What Goes Into the Context Window
Retrieved signals don't arrive as raw text. Each one is assembled into a structured block that includes the signal's date, sector, severity, similarity score, what changed, why it matters — and the soWhat field. The similarity score is surfaced explicitly so the model can calibrate confidence. The soWhat analysis is visible at synthesis time, not just at retrieval time.
For the Copilot, this context block is built under a 120,000-character budget — roughly 30,000 tokens of signal content — with the lowest-similarity signals truncated first if the budget fills. For reports, each section gets its own signal context block, assembled independently.

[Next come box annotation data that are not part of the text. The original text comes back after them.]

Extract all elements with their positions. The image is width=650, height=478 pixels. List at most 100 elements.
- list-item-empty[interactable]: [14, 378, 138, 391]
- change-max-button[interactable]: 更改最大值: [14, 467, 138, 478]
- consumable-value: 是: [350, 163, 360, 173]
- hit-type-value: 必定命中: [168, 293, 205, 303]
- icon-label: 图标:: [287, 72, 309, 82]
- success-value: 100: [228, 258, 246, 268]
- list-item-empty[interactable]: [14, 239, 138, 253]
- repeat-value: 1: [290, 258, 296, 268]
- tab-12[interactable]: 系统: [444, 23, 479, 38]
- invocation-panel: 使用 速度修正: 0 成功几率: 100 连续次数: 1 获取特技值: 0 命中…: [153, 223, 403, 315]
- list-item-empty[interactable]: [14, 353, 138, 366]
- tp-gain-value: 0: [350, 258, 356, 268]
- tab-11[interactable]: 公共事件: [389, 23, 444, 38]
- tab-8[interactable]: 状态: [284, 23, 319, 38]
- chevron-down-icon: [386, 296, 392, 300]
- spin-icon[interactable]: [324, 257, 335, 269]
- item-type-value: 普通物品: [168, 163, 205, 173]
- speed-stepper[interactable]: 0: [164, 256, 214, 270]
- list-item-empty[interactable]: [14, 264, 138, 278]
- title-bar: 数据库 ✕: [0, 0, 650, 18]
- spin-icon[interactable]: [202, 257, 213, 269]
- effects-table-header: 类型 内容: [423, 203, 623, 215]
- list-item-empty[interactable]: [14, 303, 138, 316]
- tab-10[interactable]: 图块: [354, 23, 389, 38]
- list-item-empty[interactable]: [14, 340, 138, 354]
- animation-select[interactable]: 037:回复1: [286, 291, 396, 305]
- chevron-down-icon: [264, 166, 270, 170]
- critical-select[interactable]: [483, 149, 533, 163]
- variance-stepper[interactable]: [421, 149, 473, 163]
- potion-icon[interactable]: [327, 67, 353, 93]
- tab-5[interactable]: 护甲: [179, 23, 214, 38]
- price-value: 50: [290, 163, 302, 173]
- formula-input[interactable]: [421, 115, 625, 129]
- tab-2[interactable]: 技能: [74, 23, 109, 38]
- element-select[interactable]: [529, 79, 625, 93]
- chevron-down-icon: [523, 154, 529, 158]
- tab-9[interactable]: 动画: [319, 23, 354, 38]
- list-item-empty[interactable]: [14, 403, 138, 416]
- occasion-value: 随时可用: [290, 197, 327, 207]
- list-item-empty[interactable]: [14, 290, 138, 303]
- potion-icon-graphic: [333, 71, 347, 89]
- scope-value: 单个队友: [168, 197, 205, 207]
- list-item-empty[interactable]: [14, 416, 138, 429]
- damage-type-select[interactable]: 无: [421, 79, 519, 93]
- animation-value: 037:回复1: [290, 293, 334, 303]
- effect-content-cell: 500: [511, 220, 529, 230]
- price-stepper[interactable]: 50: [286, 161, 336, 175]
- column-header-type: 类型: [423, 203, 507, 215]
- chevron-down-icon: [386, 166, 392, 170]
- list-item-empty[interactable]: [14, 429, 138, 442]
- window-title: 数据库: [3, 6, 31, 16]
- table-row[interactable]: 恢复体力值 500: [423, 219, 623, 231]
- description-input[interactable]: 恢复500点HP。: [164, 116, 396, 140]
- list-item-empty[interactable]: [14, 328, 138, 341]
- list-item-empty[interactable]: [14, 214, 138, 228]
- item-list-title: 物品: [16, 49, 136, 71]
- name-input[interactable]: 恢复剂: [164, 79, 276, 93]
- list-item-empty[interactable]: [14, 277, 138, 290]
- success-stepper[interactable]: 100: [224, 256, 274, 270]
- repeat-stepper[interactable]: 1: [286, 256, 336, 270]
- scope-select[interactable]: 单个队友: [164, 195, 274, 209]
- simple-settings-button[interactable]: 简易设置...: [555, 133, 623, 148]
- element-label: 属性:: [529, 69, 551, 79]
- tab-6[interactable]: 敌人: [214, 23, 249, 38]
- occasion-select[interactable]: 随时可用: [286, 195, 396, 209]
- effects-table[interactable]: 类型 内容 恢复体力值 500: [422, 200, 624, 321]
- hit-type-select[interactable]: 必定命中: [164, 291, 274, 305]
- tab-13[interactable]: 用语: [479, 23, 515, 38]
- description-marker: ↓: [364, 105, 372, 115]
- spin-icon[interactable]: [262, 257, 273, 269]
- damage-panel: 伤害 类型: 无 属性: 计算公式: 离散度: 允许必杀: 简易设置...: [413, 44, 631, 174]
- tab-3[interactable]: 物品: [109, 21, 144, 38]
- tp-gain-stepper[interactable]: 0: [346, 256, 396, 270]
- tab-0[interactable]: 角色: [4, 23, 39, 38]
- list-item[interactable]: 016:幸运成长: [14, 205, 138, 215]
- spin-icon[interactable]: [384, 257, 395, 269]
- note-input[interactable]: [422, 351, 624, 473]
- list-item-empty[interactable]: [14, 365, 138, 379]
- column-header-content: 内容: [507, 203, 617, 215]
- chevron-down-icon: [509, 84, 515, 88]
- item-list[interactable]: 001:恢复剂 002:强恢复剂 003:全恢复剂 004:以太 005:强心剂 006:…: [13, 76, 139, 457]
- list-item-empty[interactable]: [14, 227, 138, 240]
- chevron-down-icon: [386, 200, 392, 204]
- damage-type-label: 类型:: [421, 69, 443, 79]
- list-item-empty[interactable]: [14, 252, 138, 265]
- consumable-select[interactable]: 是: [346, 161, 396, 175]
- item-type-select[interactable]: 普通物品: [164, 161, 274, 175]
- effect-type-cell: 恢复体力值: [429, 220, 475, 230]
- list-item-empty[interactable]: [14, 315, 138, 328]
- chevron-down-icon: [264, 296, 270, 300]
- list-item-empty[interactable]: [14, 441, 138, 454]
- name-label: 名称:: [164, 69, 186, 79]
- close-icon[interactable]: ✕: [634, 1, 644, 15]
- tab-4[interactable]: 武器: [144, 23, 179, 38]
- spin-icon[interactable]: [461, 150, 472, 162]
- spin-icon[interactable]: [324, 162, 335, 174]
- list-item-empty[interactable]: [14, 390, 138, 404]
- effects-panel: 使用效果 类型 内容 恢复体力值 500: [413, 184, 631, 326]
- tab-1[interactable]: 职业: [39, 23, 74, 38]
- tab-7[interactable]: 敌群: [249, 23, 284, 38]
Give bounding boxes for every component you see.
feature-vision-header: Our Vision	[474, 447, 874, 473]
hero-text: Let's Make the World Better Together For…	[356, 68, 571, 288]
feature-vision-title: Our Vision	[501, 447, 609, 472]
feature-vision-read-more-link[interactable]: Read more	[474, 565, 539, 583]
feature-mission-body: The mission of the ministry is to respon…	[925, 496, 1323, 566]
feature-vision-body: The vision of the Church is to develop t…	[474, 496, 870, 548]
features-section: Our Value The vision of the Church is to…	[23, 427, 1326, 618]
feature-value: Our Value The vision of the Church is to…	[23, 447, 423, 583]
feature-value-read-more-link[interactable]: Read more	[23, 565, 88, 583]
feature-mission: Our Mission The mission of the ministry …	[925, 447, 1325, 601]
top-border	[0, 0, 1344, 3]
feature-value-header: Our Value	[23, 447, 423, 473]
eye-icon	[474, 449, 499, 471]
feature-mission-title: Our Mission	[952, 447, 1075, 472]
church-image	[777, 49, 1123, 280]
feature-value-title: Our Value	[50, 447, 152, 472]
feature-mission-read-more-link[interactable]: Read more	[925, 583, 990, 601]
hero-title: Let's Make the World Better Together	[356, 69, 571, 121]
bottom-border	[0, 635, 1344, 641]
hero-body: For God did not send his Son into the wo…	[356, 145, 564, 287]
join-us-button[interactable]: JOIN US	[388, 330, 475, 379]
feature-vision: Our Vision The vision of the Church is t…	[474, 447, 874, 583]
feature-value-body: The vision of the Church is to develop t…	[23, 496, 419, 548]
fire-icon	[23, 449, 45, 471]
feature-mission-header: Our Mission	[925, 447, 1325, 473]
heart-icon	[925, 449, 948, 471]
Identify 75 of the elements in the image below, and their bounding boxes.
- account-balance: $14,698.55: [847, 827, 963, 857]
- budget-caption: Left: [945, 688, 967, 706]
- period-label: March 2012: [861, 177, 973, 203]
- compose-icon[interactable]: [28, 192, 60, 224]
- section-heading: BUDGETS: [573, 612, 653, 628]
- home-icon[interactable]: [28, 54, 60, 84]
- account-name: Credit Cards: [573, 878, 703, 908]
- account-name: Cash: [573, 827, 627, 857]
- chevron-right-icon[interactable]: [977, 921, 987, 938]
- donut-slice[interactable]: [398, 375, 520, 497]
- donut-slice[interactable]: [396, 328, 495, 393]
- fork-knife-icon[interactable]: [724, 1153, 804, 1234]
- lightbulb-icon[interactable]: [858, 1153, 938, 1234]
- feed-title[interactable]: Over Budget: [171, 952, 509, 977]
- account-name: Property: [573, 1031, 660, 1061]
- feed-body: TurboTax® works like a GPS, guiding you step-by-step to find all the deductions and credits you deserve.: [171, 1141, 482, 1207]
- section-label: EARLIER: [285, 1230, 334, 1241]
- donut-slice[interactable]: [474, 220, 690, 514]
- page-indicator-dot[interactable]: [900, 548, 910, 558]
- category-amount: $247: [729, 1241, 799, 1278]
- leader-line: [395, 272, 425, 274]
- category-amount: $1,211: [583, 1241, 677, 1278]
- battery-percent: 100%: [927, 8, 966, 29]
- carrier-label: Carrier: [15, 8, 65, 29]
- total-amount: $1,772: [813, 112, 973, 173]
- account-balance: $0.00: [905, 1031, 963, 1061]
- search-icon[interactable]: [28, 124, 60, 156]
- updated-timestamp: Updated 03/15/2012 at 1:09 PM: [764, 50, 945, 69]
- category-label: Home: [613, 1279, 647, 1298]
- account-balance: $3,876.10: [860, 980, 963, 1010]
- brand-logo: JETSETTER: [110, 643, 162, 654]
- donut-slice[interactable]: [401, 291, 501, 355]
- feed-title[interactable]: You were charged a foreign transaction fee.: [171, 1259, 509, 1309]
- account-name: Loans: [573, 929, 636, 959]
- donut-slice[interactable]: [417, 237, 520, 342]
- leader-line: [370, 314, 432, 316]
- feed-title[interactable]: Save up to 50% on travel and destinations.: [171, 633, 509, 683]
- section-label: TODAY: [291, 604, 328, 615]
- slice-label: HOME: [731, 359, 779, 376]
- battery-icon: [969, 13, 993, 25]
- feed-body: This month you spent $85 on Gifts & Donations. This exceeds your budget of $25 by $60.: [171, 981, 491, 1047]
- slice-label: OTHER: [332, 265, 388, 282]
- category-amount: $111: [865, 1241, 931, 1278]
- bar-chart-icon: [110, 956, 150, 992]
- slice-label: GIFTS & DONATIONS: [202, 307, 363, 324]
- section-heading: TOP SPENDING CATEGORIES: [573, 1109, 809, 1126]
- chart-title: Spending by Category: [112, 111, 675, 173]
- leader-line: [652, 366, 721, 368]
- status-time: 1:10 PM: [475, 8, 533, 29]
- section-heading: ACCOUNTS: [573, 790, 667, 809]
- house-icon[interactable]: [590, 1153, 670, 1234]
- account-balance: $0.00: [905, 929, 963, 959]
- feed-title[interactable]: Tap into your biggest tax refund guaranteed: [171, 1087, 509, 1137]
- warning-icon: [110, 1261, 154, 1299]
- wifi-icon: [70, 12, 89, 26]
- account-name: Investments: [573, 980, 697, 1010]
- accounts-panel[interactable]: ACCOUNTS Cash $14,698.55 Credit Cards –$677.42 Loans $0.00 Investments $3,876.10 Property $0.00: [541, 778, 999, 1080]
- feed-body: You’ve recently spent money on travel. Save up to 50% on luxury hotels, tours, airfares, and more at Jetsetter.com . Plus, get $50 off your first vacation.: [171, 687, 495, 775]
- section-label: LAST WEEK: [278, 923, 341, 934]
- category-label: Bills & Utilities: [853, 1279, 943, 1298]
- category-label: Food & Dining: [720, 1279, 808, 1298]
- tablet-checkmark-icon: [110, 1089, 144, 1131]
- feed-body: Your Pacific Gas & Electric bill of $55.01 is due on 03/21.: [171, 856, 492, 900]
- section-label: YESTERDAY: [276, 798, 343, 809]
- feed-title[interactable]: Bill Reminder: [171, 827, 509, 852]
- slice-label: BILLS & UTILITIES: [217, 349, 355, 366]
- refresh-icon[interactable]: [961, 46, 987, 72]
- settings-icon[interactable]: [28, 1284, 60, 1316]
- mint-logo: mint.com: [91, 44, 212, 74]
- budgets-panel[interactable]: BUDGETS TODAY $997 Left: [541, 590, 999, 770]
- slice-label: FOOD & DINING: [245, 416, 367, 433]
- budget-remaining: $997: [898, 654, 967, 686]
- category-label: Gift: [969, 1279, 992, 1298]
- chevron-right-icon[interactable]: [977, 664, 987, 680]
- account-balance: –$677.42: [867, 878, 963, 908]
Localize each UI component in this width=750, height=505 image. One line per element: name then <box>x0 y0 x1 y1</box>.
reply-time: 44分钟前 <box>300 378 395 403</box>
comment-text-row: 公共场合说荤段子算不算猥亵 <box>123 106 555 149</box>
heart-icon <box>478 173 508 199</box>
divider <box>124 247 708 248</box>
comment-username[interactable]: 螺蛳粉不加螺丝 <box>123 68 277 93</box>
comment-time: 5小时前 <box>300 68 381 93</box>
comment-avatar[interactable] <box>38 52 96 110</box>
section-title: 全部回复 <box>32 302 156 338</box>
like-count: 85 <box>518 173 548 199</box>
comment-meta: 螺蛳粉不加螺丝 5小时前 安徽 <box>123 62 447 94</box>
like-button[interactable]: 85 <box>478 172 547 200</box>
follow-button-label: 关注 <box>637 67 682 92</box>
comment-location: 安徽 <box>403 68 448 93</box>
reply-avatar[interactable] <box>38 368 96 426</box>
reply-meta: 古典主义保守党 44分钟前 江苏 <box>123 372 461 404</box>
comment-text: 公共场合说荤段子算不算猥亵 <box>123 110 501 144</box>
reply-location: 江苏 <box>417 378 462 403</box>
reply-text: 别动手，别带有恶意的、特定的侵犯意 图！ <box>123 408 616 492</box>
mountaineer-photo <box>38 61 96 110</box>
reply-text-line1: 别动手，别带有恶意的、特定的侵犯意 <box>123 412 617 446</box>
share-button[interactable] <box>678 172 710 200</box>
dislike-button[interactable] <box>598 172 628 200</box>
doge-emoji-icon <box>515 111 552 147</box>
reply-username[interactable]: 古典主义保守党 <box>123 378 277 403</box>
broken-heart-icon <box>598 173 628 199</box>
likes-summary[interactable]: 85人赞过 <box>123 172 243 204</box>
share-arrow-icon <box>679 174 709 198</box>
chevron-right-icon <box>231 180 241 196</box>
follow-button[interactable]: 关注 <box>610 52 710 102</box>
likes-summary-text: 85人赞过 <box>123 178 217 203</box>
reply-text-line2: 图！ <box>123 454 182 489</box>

The effect: the model never reasons over a pile of raw events. It reasons over events that have already been analyzed once.
The Library Compounds
The most important property of this architecture is temporal. The vector index doesn't reset or degrade. Every new signal extends retrieval surface across all three product surfaces simultaneously — Copilot, reports, and proactive insights all improve with the same import.
But the deeper compounding effect is in the embeddings themselves. Because soWhat is baked into each vector, every new signal doesn't just add data — it adds a new direction of semantic retrieval that didn't exist before. The library doesn't just grow larger. It grows smarter.
That's the property generic RAG built on raw text can't replicate. The index improves because the corpus is analytically processed before it enters the index — and that processing compounds with every signal added to the library.
Every query searches the full corpus. The library compounds with every import.